テレフォン喫茶とは、ほとんど全席にダイヤルイン式の電話が設置されている喫茶店で、テレフォンというよりはテレホンの響き。
 
喫茶の待ち合わせで相手の予定が変更になった場合、電話機がテーブルにあると便利だったが、私は着信で利用したことはない。
しかし今でも、ススキノ交差点を見下ろす窓辺のテレホン喫茶の席は忘れることができない。店名は忘れてしまったのだが(知人との会話の中で『キングエドワード三世』かもしれないと思っている、いやリチャード三世だったか)。
 
 
私が利用したのはテレホン喫茶流行の後期。ポケベルもケータイも発明されていなかった時代のことだが、テレホン喫茶というスタイルがちょっと減ってきた頃の話だ。
 
昭和の喫茶店を思い出すときに、もうひとつ忘れられない文化がある。
 
それは、女性側の作法というか、コーヒーを前にした場合の暗黙の慣習。
デートなどで喫茶店に寄り、コーヒーを前にすると、女性側が『ふたつでいい?』と聞いてくれる。
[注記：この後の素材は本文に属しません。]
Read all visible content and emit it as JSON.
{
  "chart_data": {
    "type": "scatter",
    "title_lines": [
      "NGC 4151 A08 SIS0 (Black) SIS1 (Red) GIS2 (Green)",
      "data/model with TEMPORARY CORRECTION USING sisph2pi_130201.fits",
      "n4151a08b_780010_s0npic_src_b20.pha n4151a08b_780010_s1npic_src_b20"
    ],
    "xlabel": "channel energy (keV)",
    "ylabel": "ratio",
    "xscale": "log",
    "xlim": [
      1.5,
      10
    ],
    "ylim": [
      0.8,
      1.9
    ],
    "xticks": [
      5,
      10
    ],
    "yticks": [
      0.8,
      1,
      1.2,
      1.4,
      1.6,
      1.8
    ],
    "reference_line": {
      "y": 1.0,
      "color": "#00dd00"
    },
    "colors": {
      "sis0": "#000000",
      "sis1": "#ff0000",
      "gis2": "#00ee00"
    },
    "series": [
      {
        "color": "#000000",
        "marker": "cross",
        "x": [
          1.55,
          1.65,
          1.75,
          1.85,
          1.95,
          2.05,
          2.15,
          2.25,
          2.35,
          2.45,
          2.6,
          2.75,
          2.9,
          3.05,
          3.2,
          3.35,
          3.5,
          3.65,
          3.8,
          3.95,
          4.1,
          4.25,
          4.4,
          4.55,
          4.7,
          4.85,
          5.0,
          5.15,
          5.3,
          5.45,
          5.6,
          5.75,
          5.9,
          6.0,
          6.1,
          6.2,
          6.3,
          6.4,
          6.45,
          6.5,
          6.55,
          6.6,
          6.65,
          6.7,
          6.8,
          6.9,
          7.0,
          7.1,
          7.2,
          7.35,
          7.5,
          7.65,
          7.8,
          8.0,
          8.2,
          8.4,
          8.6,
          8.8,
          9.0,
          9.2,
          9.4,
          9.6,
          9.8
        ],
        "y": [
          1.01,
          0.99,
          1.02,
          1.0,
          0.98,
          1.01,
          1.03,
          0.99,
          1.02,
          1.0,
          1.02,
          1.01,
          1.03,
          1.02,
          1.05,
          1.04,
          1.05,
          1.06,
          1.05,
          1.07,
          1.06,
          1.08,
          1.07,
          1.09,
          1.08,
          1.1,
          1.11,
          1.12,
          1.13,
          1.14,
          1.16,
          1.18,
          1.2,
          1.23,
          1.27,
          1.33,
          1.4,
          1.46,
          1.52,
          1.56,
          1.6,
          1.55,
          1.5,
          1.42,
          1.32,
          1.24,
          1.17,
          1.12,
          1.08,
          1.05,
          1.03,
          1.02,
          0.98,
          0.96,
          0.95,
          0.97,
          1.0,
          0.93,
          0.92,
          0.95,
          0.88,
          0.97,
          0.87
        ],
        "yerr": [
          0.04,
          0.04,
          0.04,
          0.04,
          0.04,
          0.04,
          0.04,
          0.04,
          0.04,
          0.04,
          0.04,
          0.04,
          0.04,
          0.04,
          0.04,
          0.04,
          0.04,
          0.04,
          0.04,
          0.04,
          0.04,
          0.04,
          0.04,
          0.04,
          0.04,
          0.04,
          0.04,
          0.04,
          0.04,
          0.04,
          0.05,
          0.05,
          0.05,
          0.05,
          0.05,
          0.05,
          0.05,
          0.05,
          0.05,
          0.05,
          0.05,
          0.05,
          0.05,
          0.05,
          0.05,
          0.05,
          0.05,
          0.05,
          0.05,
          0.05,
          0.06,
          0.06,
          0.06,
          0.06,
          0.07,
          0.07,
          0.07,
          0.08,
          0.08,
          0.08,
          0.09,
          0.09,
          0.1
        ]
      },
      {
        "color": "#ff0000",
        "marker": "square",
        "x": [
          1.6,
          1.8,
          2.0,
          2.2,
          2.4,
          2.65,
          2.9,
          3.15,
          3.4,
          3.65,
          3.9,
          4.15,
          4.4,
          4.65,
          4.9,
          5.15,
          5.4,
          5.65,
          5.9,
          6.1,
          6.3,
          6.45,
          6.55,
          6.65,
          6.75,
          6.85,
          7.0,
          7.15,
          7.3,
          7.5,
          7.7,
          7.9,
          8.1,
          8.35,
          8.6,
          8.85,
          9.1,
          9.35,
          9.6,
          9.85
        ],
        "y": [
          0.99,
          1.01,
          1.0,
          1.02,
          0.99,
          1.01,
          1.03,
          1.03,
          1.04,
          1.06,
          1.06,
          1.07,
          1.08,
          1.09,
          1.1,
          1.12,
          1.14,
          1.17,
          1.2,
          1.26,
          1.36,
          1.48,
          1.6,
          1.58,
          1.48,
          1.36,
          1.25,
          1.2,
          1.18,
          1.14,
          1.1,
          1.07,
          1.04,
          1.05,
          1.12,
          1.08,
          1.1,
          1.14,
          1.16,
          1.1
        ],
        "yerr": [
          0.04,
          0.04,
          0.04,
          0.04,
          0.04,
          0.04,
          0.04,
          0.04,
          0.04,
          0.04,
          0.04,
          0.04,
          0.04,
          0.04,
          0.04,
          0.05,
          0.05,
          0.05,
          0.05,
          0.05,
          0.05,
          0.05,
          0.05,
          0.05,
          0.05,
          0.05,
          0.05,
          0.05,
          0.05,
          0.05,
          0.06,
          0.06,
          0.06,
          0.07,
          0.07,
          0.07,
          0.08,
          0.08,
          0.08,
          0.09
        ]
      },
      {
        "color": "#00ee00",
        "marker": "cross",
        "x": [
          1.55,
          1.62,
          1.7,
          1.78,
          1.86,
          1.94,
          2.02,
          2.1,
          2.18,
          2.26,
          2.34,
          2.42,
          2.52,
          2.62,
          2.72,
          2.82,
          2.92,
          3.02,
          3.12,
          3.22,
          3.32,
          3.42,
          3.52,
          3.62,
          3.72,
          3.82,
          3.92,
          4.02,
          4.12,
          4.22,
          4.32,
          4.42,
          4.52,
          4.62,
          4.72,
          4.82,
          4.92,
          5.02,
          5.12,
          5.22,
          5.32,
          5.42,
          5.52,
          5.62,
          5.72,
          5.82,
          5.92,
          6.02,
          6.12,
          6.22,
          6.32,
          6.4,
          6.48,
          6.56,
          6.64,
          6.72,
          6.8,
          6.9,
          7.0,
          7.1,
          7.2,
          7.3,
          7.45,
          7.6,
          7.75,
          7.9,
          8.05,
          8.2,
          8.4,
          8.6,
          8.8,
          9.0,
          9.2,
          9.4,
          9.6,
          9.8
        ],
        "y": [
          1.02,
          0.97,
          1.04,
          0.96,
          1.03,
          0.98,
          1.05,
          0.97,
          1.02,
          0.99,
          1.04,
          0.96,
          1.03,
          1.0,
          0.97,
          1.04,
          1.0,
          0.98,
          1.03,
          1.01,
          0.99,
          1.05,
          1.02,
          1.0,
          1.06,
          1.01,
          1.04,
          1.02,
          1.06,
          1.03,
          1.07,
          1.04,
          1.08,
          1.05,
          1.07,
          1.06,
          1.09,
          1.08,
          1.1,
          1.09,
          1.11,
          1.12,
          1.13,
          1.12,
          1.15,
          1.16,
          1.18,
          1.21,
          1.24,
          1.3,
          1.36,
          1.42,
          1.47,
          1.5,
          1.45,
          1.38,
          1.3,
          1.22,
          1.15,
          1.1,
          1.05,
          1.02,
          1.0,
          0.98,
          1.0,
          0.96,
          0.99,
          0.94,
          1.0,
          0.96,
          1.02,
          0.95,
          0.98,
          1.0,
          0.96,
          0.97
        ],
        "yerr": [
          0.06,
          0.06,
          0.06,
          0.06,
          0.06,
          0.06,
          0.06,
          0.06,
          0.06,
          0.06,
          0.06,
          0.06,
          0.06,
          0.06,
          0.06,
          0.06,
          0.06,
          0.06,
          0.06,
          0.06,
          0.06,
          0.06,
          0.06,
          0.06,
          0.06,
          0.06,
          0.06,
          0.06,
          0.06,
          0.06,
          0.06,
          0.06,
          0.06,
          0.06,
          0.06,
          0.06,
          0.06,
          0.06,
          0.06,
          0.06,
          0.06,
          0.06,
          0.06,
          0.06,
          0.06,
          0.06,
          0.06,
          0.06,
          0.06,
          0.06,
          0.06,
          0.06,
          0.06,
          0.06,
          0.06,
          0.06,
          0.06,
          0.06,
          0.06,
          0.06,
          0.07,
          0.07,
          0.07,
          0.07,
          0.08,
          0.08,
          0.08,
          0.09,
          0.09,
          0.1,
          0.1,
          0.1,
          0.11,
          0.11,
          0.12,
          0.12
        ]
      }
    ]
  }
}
当時私の周りではブラックコーヒーを飲む風習はなく、必ず真っ白な角砂糖をいれた。数はたいてい二つと決まっていた。
角砂糖をいれるその役割を女性側がおのずとやってくれるのだ。
いま思い出すと、なんとも懐かしい。
 
上に書いたススキノのテレホン喫茶でも、電話機のある窓辺で、「ふたつ?」と聞かれた記憶がある。